KafkaSpout<String, String> userSpout = KafkaSpoutUtils.buildKafkaSpout("CentOSA:9092,CentOSB:9092,CentOSC:9092",
"usertopic");
KafkaSpout<String, String> orderSpout = KafkaSpoutUtils.buildKafkaSpout("CentOSA:9092,CentOSB:9092,CentOSC:9092",
"ordertopic");
//001 zhangsan
PairStream<String, String> userPair = builder.newStream(userSpout, TupleValueMappers.<Long, String, String>of(1, 3, 4))
.mapToPair(t -> {
String[] tokens = t._3.split("\\s");
return Pair.<String, String>of(tokens[0], tokens[1]);
});
//001 apple 100
PairStream<String, String> orderPair = builder.newStream(orderSpout, TupleValueMappers.<Long, String, String>of(1, 3, 4))
.mapToPair(t -> {
String[] tokens = t._3.split("\\s");
return Pair.<String, String>of(tokens[0], tokens[1]+":"+tokens[2]);
});
userPair.window(TumblingWindows.of(BaseWindowedBolt.Duration.seconds(5)))

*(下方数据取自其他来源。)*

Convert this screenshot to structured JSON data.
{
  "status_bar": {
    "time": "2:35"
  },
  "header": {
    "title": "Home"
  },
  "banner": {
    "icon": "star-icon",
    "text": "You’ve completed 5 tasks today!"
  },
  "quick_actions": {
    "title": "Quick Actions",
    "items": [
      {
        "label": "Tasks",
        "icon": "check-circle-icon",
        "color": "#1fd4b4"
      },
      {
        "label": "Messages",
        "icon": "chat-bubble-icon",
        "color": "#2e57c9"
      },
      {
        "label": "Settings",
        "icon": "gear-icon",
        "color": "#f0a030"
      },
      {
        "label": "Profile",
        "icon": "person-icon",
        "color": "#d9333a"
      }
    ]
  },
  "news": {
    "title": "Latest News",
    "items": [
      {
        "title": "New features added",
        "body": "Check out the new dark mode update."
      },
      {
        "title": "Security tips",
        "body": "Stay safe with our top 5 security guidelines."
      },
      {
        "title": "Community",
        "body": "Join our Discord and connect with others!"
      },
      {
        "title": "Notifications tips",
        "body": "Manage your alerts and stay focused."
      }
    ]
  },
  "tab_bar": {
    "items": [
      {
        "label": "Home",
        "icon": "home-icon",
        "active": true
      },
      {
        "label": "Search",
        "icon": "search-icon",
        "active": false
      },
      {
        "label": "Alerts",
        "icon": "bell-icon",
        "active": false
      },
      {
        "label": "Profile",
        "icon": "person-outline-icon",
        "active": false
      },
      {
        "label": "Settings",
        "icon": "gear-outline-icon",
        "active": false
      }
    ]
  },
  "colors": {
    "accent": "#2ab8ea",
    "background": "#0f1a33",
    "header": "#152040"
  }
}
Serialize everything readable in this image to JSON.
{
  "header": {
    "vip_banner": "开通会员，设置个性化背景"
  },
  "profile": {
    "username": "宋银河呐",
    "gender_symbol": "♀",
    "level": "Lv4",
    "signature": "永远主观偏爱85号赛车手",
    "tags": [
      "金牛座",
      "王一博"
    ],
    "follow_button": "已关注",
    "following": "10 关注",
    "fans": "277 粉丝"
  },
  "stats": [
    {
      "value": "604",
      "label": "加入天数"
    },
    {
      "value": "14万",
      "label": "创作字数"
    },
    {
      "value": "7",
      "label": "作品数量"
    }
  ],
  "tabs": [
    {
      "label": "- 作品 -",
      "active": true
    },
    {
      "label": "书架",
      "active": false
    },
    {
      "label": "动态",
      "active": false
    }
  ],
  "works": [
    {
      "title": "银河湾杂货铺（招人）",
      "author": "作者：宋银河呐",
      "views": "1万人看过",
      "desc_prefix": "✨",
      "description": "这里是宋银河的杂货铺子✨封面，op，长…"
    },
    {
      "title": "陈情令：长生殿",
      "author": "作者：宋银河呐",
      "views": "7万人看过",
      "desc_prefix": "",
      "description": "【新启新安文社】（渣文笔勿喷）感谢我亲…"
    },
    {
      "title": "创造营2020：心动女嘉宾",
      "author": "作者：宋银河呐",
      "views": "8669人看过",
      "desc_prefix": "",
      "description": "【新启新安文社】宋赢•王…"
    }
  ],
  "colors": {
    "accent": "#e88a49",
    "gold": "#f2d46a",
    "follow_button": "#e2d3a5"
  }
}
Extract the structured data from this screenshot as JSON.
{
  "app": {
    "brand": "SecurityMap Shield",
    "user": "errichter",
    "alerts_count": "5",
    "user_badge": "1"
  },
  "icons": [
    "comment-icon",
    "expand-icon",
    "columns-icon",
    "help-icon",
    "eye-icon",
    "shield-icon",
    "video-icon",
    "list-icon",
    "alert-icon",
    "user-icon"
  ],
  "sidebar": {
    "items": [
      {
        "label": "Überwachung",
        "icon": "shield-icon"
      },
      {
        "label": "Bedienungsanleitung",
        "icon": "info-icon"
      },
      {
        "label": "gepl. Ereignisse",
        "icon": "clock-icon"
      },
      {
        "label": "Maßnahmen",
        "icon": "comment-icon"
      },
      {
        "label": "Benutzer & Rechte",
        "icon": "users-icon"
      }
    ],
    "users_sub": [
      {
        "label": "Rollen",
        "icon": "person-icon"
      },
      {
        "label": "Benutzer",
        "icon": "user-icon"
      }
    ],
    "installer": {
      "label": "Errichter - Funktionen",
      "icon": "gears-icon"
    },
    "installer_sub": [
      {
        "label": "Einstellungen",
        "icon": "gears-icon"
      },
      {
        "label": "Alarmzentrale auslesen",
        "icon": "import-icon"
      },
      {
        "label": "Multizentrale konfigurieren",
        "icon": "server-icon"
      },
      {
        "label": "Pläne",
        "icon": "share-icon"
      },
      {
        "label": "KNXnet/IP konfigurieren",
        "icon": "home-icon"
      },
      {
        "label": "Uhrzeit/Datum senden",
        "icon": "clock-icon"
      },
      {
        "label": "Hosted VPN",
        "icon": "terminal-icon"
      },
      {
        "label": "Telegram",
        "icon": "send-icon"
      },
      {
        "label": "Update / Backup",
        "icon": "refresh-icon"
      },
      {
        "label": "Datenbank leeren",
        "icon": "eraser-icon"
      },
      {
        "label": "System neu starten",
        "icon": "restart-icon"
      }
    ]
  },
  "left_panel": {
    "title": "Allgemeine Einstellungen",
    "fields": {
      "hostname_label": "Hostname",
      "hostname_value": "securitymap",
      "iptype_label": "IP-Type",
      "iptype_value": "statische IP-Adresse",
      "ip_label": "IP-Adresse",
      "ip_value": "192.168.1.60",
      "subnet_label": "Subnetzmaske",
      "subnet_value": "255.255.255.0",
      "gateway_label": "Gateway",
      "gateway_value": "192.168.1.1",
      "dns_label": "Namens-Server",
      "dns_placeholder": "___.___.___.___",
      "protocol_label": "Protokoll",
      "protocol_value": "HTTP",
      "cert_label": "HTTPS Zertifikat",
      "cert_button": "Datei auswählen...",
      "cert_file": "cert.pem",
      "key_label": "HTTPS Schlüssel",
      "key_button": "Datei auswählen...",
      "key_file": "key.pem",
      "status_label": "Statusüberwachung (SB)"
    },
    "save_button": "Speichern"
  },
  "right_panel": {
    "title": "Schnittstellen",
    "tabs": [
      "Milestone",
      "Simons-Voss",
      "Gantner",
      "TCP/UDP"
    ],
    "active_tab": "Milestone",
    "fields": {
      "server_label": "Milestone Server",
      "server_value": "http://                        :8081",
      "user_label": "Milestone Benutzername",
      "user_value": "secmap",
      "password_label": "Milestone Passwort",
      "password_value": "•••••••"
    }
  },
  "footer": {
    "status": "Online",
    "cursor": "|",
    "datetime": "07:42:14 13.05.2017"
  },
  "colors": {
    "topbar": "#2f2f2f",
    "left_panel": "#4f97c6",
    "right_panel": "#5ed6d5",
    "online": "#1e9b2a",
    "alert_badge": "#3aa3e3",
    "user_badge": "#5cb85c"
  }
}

.leftOuterJoin(orderPair).peek(t -> System.out.println(t));
CoGroupByKey
coGroupByKey使用其他流中具有相同键的值对此流的值进行分组。
KafkaSpout<String, String> userSpout = KafkaSpoutUtils.buildKafkaSpout("CentOSA:9092,CentOSB:9092,CentOSC:9092",
"usertopic");
KafkaSpout<String, String> orderSpout = KafkaSpoutUtils.buildKafkaSpout("CentOSA:9092,CentOSB:9092,CentOSC:9092",
"ordertopic");
//001 zhangsan
PairStream<String, String> userPair = builder.newStream(userSpout, TupleValueMappers.<Long, String, String>of(1, 3, 4))
.mapToPair(t -> {
String[] tokens = t._3.split("\\s");
return Pair.<String, String>of(tokens[0], tokens[1]);
});
//001 apple 100
PairStream<String, String> orderPair = builder.newStream(orderSpout, TupleValueMappers.<Long, String, String>of(1, 3, 4))
.mapToPair(t -> {
String[] tokens = t._3.split("\\s");
return Pair.<String, String>of(tokens[0], tokens[1]+":"+tokens[2]);
});
userPair.coGroupByKey(orderPair).peek(t-> System.out.println(t));
State
updateStateByKey
builder.newStream(userSpout, TupleValueMappers.<Long, String, String>of(1, 3, 4))
.map(t->t._3)
.flatMap(line-> Arrays.asList(line.split("\\s+")))
.mapToPair(word-> Pair.<String,Integer>of(word,1))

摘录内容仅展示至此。